Purplesharp is a rigger simulation tool for Windows environment with C #, performs different behaviors in the entire attack life cycle, performs different behaviors in accordance with the MitReatt & CK framework: execution, persistence, permission, credential access, lateral movement, etc.

Purplesharp 2.0 implements a new functional upgrade that introduces the ability to perform flexible and customizable automation opponents to the ActiveDirectory environment. This allows the defender to measure the detection coverage in variants of different scenes and the same technologies.

Git Wild hunt

In the past few years, some of the most serious data leaks are caused by unswerving credentials and confidential information in a cloud-based development environment. Git Wildhuntis is a security tool designed for penetration testers and security experts, which are used to search for dozens of credentials that may make their infrastructure in their GitHub repository.

Git Wildhu can search for more than 30 of the most commonly used key / credentials of the Internet, especially those used during development and IT operations. In addition to helping developers and security operations discovers the credibility of leaks in the public repository, the tool can also be used as a red team personnel and penetration testers’ reconnaissance tools, as it also provides leak metadata, such as user name, company name , Confidential type and date, etc.


Although most of the tools displayed at the Blackhat conference tend to penetrate testing, reverse engineering or event response, but there is no shortage of risk management tools. Simplerisk is such a tool that is a free open source substitute for expensive governance, risk and compliance (GRC) platform for performing organization governance, risk management and compliance activities. Completely based on open source technology and use Mozilla Public License 2.0, Simplerisk instance can be established within a few minutes, and immediately provide security professionals to manage control frameworks, policies, and unusual capabilities, promote audits, and implement risk priorities and mitigation activities . It is highly configurable and includes dynamic reporting and dynamic adjustment of the ability of the risk formula.

This tool is still actively developing and has continuously added new features.

Cloud Sniper

Cloud Sniper is a platform for managing cloud security operations, by accurate analysis and related cloud components to help secure operations team know more clearly about their cloud security.

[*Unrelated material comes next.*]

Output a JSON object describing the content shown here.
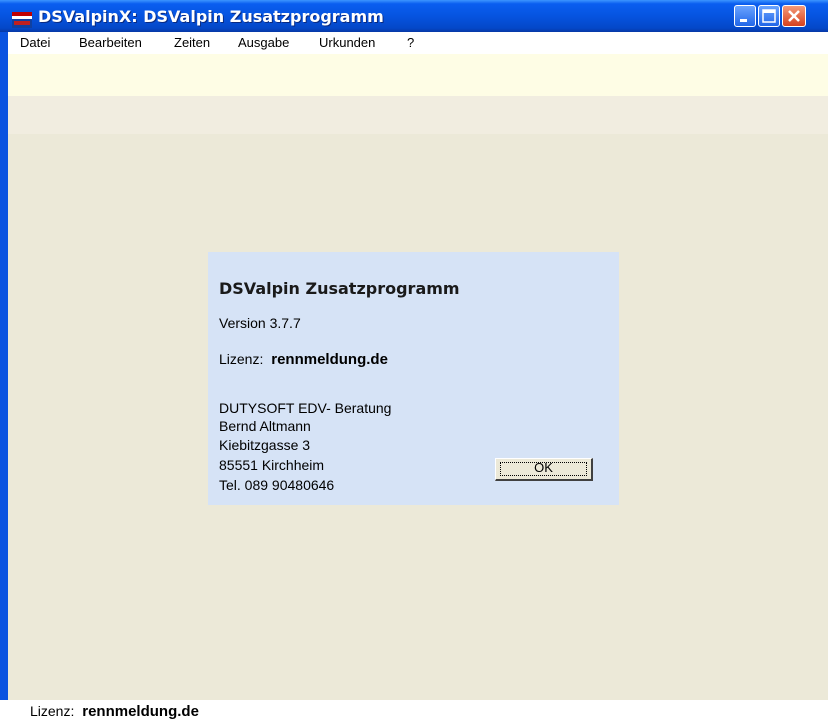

CloudSniper receives and processes the security source, providing the automatic response mechanism to protect the cloud infrastructure, not only detect the adaptor’s advanced TTP, but also associate compromise indicators (IOC), providing strengthens security discovery for security analysts.

With this platform, you will get a complete, comprehensive security event management system. At the same time, advanced security analysts can integrate CloudSniper with external forensics or event response tools to get new security sources. The tool is currently only available for AWS, and the developer is planning to extend it to other platforms.

This article is translated from:, if reproduced, please Note the original address.